Strategies To Address Stormwater Runoff Issues Through Permeable Surfaces
Conventional paved pavement surfaces are relatively impermeable, allowing precipitation to run off much faster than it does from vegetated or undeveloped surfaces. In addition, in urban environments, runoff from impermeable surfaces is often directed to stormwater collection systems and thus is not absorbed into the nearby soil. That runoff, because it does not benefit from being naturally filtered through the soil, can pollute and raise the temperature of the nearby surface waters and streams to which it is being diverted. Furthermore, the collection of runoff in this manner during high precipitation events can cause stormwater collection systems to overflow, potentially resulting in flooding and erosion because of the speed with which the runoff leaves the paved surface. In cases where the stormwater collection system is combined with the sanitary sewage system, the release of raw sewage may occur as the result of the system being overwhelmed during high precipitation events, causing significant environmental and economic impact for treatment and clean up. Finally, typical stormwater management solutions, including the reliance on retention ponds, are difficult to accommodate in areas with space constraints (such as built-up urban areas); consequently, innovative solutions to reducing road surface runoff, including the use of permeable pavement surfaces, are needed.
Practices available to pavement managers, designers, and specification developers that can be used to address stormwater runoff issues are provided in table 1. See Chapter 6 (.pdf) of the Reference Document for more details.

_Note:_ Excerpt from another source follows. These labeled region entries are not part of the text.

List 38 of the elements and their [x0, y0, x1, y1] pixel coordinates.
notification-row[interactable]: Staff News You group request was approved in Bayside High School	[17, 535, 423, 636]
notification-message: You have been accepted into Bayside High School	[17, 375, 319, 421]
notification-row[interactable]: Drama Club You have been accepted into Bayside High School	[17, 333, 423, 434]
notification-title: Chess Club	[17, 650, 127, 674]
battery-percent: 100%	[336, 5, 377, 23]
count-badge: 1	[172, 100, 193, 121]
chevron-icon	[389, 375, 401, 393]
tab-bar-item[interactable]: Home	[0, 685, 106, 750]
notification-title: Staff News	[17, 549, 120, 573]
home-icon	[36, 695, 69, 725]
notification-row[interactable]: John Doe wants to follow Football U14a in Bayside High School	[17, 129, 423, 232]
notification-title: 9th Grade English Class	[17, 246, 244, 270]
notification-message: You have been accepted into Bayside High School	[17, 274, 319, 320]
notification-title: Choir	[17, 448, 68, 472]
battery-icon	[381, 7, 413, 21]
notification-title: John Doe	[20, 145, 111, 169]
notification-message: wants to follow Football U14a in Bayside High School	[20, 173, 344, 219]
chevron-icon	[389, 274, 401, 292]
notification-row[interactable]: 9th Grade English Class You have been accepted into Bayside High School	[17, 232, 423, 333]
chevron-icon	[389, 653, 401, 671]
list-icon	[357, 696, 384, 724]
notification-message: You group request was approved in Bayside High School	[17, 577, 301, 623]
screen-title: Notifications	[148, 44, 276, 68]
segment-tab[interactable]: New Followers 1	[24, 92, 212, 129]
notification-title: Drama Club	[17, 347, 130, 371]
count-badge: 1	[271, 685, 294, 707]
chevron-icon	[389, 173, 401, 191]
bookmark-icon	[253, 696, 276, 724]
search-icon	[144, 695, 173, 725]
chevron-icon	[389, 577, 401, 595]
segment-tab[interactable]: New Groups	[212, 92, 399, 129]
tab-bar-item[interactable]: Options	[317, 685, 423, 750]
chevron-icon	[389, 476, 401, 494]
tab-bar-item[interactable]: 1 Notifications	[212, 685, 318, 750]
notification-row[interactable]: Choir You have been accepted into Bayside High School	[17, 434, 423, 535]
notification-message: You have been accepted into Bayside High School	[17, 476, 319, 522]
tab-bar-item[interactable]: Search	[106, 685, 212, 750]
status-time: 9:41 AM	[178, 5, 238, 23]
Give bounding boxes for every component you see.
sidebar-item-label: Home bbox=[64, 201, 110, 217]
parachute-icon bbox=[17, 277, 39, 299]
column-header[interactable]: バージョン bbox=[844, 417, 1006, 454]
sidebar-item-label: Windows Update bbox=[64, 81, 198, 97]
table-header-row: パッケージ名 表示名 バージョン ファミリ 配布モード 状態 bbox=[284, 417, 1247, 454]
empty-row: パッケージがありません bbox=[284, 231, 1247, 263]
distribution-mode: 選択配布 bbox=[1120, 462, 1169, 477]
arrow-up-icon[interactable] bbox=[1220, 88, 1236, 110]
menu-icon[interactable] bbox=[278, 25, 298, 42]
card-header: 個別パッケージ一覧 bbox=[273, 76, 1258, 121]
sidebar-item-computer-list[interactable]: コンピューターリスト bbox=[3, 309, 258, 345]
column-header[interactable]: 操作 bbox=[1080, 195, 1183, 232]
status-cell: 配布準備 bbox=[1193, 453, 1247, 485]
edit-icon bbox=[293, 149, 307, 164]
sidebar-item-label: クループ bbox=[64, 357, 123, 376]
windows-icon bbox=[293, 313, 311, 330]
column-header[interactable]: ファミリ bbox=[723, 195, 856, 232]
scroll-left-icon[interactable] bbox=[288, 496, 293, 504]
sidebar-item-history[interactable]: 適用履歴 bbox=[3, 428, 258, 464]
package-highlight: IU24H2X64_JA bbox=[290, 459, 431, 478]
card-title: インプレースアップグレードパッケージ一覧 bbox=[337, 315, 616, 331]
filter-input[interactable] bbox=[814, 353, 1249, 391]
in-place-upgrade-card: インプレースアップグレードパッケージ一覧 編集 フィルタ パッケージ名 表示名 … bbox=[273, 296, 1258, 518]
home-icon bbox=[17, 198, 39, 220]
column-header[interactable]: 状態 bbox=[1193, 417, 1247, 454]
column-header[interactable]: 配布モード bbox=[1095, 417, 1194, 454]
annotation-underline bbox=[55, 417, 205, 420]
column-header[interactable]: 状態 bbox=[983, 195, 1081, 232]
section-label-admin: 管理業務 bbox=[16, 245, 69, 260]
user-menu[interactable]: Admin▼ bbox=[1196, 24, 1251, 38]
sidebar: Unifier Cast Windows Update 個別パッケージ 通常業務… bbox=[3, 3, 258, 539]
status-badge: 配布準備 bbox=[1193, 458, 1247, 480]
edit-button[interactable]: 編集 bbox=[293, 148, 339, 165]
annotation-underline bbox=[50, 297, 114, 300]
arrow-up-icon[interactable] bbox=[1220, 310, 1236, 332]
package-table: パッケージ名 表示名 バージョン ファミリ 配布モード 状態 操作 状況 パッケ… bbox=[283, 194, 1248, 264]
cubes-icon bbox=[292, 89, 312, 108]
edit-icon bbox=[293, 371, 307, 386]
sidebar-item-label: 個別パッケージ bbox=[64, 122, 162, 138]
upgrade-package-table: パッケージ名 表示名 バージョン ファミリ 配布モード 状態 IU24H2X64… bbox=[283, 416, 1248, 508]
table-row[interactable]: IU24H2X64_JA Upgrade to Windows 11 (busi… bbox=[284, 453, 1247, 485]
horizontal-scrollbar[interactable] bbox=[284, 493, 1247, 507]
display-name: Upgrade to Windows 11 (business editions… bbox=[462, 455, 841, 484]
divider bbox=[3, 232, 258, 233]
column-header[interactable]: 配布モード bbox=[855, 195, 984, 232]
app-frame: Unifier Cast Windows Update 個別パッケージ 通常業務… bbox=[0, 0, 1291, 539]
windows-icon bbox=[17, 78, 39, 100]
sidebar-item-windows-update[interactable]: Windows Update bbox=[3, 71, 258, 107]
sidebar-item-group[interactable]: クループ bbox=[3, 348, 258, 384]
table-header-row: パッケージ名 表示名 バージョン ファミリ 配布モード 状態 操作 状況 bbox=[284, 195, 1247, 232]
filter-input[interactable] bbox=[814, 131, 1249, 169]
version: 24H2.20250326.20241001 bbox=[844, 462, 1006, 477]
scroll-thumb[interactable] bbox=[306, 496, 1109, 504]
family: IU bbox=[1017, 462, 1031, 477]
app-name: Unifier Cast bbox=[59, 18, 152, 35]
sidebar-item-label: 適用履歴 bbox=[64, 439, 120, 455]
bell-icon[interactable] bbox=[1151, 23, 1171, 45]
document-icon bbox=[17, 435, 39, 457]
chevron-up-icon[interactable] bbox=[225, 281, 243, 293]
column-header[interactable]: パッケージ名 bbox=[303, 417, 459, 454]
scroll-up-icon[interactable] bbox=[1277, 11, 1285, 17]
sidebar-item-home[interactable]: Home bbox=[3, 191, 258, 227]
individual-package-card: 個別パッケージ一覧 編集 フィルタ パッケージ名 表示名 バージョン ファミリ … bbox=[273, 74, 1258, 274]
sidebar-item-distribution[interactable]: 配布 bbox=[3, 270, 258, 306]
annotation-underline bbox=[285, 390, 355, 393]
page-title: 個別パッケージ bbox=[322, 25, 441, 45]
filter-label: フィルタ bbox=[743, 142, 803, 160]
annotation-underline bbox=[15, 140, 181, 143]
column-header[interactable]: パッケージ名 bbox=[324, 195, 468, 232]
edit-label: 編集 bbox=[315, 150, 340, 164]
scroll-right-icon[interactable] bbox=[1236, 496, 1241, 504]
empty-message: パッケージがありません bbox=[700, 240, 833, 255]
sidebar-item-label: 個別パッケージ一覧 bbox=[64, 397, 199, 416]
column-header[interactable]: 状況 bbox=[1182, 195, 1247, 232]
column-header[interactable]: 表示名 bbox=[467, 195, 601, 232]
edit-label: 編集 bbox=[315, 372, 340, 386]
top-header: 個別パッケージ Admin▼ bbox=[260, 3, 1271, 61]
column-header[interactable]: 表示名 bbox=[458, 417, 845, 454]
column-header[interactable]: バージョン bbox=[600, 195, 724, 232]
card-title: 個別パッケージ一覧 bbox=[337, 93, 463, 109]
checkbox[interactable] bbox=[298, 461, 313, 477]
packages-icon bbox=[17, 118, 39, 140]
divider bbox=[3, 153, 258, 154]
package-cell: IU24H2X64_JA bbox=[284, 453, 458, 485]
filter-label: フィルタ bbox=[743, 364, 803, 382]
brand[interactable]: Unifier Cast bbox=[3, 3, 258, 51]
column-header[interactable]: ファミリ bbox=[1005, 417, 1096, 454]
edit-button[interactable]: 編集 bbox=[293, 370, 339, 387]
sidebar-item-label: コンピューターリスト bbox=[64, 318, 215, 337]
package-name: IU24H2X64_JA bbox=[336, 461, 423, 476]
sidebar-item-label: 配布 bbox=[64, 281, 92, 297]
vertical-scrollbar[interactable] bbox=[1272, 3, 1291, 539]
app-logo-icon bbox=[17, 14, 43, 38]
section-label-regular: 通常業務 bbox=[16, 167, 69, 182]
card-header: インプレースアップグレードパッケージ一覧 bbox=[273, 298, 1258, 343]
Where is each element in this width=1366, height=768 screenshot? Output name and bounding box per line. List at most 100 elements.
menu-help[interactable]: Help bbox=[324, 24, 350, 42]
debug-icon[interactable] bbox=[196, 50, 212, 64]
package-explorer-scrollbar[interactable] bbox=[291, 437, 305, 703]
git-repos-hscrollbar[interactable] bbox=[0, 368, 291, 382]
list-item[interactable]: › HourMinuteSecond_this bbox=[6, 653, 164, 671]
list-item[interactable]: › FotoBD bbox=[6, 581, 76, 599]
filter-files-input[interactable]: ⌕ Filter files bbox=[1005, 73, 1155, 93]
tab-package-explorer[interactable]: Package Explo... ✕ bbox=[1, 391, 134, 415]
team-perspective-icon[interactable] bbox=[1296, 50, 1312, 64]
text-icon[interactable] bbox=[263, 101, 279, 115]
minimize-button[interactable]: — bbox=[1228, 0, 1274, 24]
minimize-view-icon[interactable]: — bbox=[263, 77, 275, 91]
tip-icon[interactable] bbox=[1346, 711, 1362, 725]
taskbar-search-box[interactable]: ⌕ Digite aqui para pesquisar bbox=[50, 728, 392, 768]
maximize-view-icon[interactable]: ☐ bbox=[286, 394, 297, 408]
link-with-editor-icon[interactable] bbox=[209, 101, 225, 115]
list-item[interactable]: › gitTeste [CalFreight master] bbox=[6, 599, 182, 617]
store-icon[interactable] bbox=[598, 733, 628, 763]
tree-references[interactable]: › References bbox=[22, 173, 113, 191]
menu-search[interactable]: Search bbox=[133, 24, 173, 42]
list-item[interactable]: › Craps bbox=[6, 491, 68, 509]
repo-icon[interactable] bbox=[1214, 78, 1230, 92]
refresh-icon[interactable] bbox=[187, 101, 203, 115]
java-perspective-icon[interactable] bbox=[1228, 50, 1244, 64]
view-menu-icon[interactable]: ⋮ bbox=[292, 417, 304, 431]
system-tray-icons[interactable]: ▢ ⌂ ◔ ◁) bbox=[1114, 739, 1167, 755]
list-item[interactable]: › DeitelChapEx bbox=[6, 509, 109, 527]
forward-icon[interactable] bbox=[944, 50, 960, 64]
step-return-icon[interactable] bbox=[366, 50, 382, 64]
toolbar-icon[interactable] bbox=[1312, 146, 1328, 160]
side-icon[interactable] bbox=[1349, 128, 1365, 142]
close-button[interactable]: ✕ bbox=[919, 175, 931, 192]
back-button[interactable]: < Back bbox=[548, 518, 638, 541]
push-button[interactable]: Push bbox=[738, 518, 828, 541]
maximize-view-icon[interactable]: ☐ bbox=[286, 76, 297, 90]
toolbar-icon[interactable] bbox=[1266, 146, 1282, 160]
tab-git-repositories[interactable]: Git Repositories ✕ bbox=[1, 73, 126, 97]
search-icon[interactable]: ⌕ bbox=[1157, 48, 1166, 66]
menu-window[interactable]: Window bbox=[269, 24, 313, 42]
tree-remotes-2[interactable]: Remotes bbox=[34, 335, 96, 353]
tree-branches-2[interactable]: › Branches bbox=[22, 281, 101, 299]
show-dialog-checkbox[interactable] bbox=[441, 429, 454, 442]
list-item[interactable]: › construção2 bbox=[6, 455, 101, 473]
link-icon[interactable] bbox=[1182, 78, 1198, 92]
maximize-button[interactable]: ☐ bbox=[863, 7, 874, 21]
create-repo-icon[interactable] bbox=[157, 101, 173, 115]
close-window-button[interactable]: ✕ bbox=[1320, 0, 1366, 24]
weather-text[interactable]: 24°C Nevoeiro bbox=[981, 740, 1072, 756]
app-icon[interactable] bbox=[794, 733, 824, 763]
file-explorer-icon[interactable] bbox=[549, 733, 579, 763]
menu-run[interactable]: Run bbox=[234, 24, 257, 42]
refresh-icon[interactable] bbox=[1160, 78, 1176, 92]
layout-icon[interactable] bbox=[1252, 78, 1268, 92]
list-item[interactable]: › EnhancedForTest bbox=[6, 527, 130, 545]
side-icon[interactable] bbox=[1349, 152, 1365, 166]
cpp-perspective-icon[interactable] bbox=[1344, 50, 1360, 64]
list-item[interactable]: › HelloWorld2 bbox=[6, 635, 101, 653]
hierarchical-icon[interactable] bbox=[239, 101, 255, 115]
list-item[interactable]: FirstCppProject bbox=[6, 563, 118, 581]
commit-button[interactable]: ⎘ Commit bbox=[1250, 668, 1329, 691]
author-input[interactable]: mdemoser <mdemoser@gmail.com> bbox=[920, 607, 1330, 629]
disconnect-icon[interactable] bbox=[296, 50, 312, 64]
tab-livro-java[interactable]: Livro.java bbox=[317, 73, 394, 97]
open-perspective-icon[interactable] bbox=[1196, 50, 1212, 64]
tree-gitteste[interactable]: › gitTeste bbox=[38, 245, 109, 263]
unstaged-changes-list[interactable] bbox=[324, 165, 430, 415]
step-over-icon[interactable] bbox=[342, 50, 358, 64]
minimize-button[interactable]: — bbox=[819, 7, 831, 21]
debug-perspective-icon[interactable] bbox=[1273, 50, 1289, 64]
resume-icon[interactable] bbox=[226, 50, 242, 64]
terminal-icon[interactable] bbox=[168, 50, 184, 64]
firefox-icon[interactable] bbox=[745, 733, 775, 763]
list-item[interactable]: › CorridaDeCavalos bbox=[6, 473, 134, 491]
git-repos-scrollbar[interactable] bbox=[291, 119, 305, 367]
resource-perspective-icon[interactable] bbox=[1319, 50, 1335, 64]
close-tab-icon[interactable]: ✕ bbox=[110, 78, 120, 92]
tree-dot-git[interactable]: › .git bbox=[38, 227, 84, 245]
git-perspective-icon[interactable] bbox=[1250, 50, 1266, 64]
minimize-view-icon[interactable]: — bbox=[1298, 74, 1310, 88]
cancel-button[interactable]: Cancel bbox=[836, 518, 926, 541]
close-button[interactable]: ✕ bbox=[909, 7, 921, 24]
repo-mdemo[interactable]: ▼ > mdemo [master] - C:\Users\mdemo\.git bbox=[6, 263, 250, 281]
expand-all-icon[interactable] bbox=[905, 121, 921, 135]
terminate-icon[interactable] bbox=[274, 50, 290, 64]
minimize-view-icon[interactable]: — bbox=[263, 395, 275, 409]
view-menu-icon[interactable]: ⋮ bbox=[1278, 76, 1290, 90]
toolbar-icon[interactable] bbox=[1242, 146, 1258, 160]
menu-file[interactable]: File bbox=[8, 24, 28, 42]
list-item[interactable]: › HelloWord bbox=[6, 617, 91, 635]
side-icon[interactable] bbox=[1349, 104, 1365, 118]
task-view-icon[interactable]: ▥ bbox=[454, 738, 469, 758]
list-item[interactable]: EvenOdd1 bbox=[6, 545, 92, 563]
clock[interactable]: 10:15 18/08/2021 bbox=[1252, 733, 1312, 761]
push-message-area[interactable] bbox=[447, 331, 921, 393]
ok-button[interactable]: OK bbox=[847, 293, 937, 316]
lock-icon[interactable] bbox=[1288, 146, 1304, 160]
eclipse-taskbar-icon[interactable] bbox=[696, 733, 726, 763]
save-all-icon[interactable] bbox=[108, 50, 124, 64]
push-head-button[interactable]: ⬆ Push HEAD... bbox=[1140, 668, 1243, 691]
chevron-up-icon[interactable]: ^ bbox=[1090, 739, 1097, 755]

| Stormwater Runoff Objective | Stormwater Runoff Improving Practices | Economic Impact | Environmental Impact | Societal Impact |
|---|---|---|---|---|
| Increase Structural Capacity for Application in High-Speed, High-Load Areas. | Pervious concrete. Porous asphalt. |
Increased initial cost over comparable impermeable concrete and asphalt. Cost of handling and treating stormwater may be less than other BMP. | Improved stormwater quality. Impact on other impact categories has not been evaluated. | Uncertain. |
| Permeable pavers. | Not applicable for high-speed applications. | Not applicable for high-speed applications. | Not applicable for high-speed applications. | |
| Vegetated pavement. | Not applicable for high-speed applications. | Not applicable for high-speed applications. | Not applicable for high-speed applications. | |
| Create Lower Maintenance Permeable Pavement Surfaces. | Pervious concrete. Porous asphalt. Permeable pavers. |
Research is still underway to develop improved durability without sacrificing hydraulic performance, and to develop better structural designs. Trade-offs between initial and life-cycle costs to be determined. | Longer life pavement designs should reduce environmental impact of materials production and construction. | Longer life pavement designs should improve societal impact of repeated construction. |
| Vegetated pavement. | Improved designs for vegetation selection and management should reduce economic, environmental (water use) and societal impacts. | Improved designs for vegetation selection and management should reduce economic, environmental (water use) and societal impacts. | Improved designs for vegetation selection and management should reduce economic, environmental (water use) and societal impacts. | |
| Understand the Potential for Ground-water Contamination. | All permeable pavement types. | Investment required in research to determine level of risk and mitigation approaches, although initial results positive. | Uncertain. Once the level of risk is fully assessed it can be weighed against alternatives, as needed. | Uncertain. Once the level of risk is fully assessed it can be weighed against alternatives, as needed. |